Na semana passada, um corpo de criança foi encontrado num rio, lá pelas redondezas do tiroteio. O circo de sempre - emissoras de TV, policiais querendo aparecer, policiais querendo sumir e, pensava eu, um nó apertado no peito da mãe: "será ele, será o Juan? Deus queira que não". E era um corpo que ninguém conseguia identificar o sexo - esse detalhe mórbido é de uma crueldade alucinante: que estado era o desse corpo, que não permitia diferenciar um pinto de uma xoxota? Será que é o meu filho que está assim, maltratado? E veio a autoridade do Rio dizer que era o corpo de uma menina. Bem ou mal, era uma esperança pra mãe do Juan.
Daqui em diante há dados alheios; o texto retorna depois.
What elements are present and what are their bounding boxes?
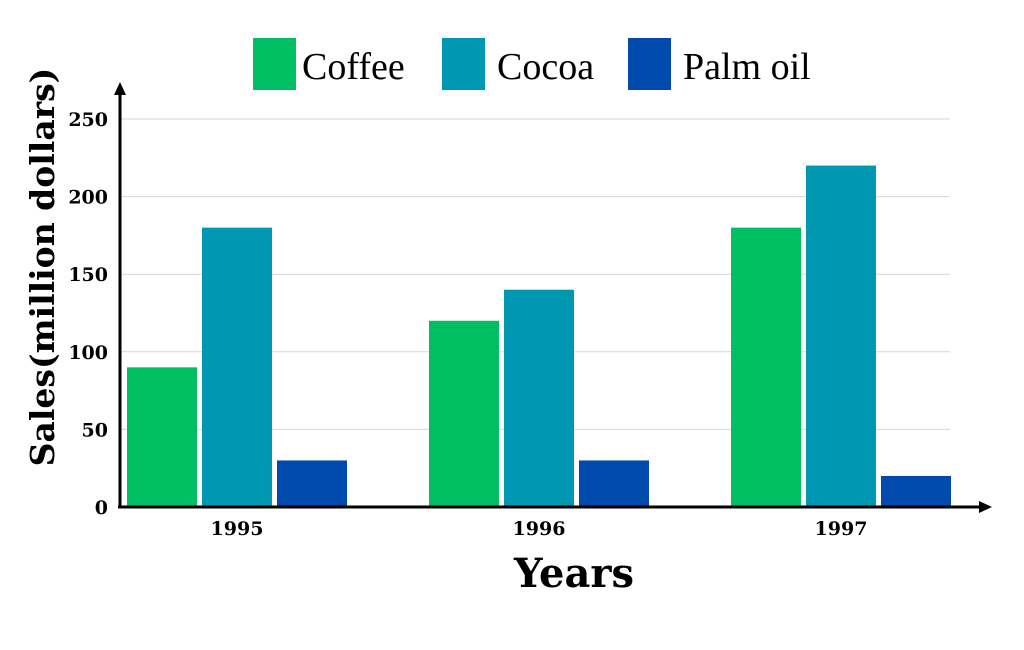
bar-palm-oil-1995 [277,460,347,507]
bar-cocoa-1997 [806,165,876,507]
x-tick-label: 1997 [815,518,868,540]
bar-palm-oil-1996 [579,460,649,507]
y-tick-label: 0 [95,497,108,519]
legend-label: Coffee [302,46,405,88]
legend-swatch-coffee [253,38,296,90]
bar-coffee-1997 [731,227,801,507]
y-tick-labels: 0 50 100 150 200 250 [68,109,108,519]
legend-label: Cocoa [497,46,594,88]
x-tick-labels: 1995 1996 1997 [211,518,868,540]
x-tick-label: 1996 [513,518,566,540]
bar-cocoa-1995 [202,227,272,507]
y-tick-label: 150 [68,264,108,286]
bar-palm-oil-1997 [881,475,951,507]
y-axis-title: Sales(million dollars) [23,68,62,467]
legend: Coffee Cocoa Palm oil [253,38,811,90]
y-tick-label: 250 [68,109,108,131]
bars [127,165,951,507]
x-tick-label: 1995 [211,518,264,540]
bar-coffee-1996 [429,320,499,507]
bar-cocoa-1996 [504,289,574,507]
legend-swatch-cocoa [442,38,485,90]
y-tick-label: 50 [82,419,108,441]
bar-coffee-1995 [127,367,197,507]
legend-swatch-palm-oil [628,38,671,90]
y-tick-label: 100 [68,342,108,364]
x-axis-arrowhead [979,501,992,513]
axes [114,82,992,513]
y-tick-label: 200 [68,187,108,209]
legend-label: Palm oil [683,46,811,88]
y-axis-arrowhead [114,82,126,95]
x-axis-title: Years [513,550,634,597]
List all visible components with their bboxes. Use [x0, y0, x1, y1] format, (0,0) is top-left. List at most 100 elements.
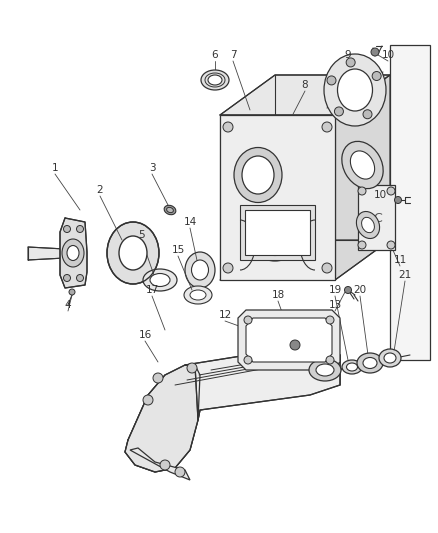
Text: 1: 1 — [52, 163, 58, 173]
Circle shape — [223, 122, 233, 132]
Circle shape — [64, 225, 71, 232]
Ellipse shape — [254, 229, 295, 261]
Polygon shape — [244, 210, 309, 255]
Circle shape — [362, 110, 371, 119]
Ellipse shape — [350, 151, 374, 179]
Ellipse shape — [341, 141, 382, 189]
Ellipse shape — [378, 349, 400, 367]
Ellipse shape — [323, 54, 385, 126]
Ellipse shape — [315, 364, 333, 376]
Text: 6: 6 — [211, 50, 218, 60]
Ellipse shape — [201, 70, 229, 90]
Ellipse shape — [166, 207, 173, 213]
Text: 18: 18 — [271, 290, 284, 300]
Circle shape — [346, 58, 354, 67]
Polygon shape — [130, 448, 190, 480]
Polygon shape — [389, 45, 429, 360]
Text: 17: 17 — [145, 285, 158, 295]
Circle shape — [394, 197, 401, 204]
Ellipse shape — [261, 235, 288, 255]
Polygon shape — [219, 115, 334, 280]
Circle shape — [386, 187, 394, 195]
Ellipse shape — [107, 222, 159, 284]
Ellipse shape — [241, 156, 273, 194]
Text: 9: 9 — [344, 50, 350, 60]
Text: 7: 7 — [229, 50, 236, 60]
Text: C: C — [373, 212, 381, 224]
Circle shape — [159, 460, 170, 470]
Text: 10: 10 — [373, 190, 386, 200]
Ellipse shape — [341, 360, 361, 374]
Ellipse shape — [346, 363, 357, 371]
Ellipse shape — [356, 353, 382, 373]
Polygon shape — [28, 247, 65, 260]
Polygon shape — [237, 310, 339, 370]
Circle shape — [187, 363, 197, 373]
Circle shape — [371, 71, 380, 80]
Circle shape — [321, 122, 331, 132]
Circle shape — [370, 48, 378, 56]
Ellipse shape — [356, 212, 379, 238]
Circle shape — [223, 263, 233, 273]
Ellipse shape — [337, 69, 372, 111]
Circle shape — [244, 356, 251, 364]
Polygon shape — [357, 185, 394, 250]
Text: 5: 5 — [138, 230, 145, 240]
Circle shape — [175, 467, 184, 477]
Text: 13: 13 — [328, 300, 341, 310]
Circle shape — [153, 373, 162, 383]
Ellipse shape — [208, 75, 222, 85]
Polygon shape — [60, 218, 87, 288]
Polygon shape — [245, 318, 331, 362]
Text: 20: 20 — [353, 285, 366, 295]
Circle shape — [334, 107, 343, 116]
Circle shape — [321, 263, 331, 273]
Ellipse shape — [164, 205, 176, 215]
Ellipse shape — [191, 260, 208, 280]
Circle shape — [344, 287, 351, 294]
Polygon shape — [125, 345, 339, 472]
Ellipse shape — [143, 269, 177, 291]
Ellipse shape — [308, 359, 340, 381]
Circle shape — [325, 356, 333, 364]
Text: 8: 8 — [301, 80, 307, 90]
Text: 21: 21 — [397, 270, 411, 280]
Circle shape — [244, 316, 251, 324]
Polygon shape — [219, 75, 389, 115]
Circle shape — [290, 340, 299, 350]
Text: 19: 19 — [328, 285, 341, 295]
Text: 12: 12 — [218, 310, 231, 320]
Ellipse shape — [62, 239, 84, 267]
Ellipse shape — [67, 246, 79, 261]
Ellipse shape — [233, 148, 281, 203]
Polygon shape — [184, 345, 339, 420]
Circle shape — [326, 76, 335, 85]
Text: 15: 15 — [171, 245, 184, 255]
Polygon shape — [240, 205, 314, 260]
Circle shape — [76, 225, 83, 232]
Circle shape — [325, 316, 333, 324]
Text: 11: 11 — [392, 255, 406, 265]
Text: 3: 3 — [148, 163, 155, 173]
Ellipse shape — [184, 252, 215, 288]
Ellipse shape — [383, 353, 395, 363]
Text: 10: 10 — [381, 50, 394, 60]
Polygon shape — [334, 75, 389, 280]
Polygon shape — [125, 365, 200, 472]
Ellipse shape — [361, 217, 374, 233]
Text: 16: 16 — [138, 330, 151, 340]
Ellipse shape — [150, 273, 170, 287]
Circle shape — [64, 274, 71, 281]
Ellipse shape — [119, 236, 147, 270]
Polygon shape — [274, 75, 389, 240]
Circle shape — [143, 395, 153, 405]
Circle shape — [357, 187, 365, 195]
Text: 14: 14 — [183, 217, 196, 227]
Text: 4: 4 — [64, 300, 71, 310]
Circle shape — [76, 274, 83, 281]
Circle shape — [69, 289, 75, 295]
Ellipse shape — [184, 286, 212, 304]
Text: 2: 2 — [96, 185, 103, 195]
Ellipse shape — [362, 358, 376, 368]
Circle shape — [357, 241, 365, 249]
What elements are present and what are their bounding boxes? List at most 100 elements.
Até que, no começo desta semana, muda o veredito: era mesmo o corpo de Juan, aquele que ninguém sabia identificar. E veio mais uma notícia: o enterro teria que ser antecipado, pois temia-se "alguma coisa de inesperado". E eu só tinha na minha mente a imagem da mãe de Juan, de uma mãe que precisou matar várias vezes o mesmo filho. Quantas vezes ainda ela terá que sofrer essa morte? Não passa pela cabeça das autoridades que a incerteza fere mais que a notícia definitiva?

Depois, veio a tragédia das casas soterradas. Dizem que havia uma obra da prefeitura ali e, de maneira pouco direta, tenta-se jogar a culpa nos soterrados, que insistiam em morar nos lugares de risco. A mãe de Yoham apareceu e disse que teria, sim, mudado com a família para outro canto. Chegou mesmo a achar uma casa de 40 mil reais, mas a prefeitura avisou que só pagava 25 mil - mais ou menos, o novo salário do prefeito. Onde o burocrata da prefeitura encontra um barraco que seja para comprar com 25 mil reais?

"Por 15 mil, perdi o meu filho", disse a mulher. Errou a conta, madame. Seu filho morreu porque o dinheiro que pagamos em impostos reverte-se, quase sempre, em propinas, salários a autoridades inúteis e gastos desnecessários com gabinetes de políticos. Não sobrou muito para tentar livrar algumas pessoas das avalanches. É a vida. Deus quis assim.

Juan e Yoham também morrem a cada vez que suas pequenas tragédias somem dos jornais e dos noticiários. Nem mesmo a gente, classe média que ainda se julga capaz de alguma indignação confortável, nem mesmo a gente estica o pensamento sobre eles. Juan e Yoham duram até a próxima vingança de Norma contra Léo. E daqui a poucos dias, nem mesmo Norma ou Léo farão parte das nossas vidas. Esqueceremos e aguardaremos o próximo vilão, a próxima mocinha, a tragédia seguinte. Tudo anda muito fugaz, nas novelas e na vida.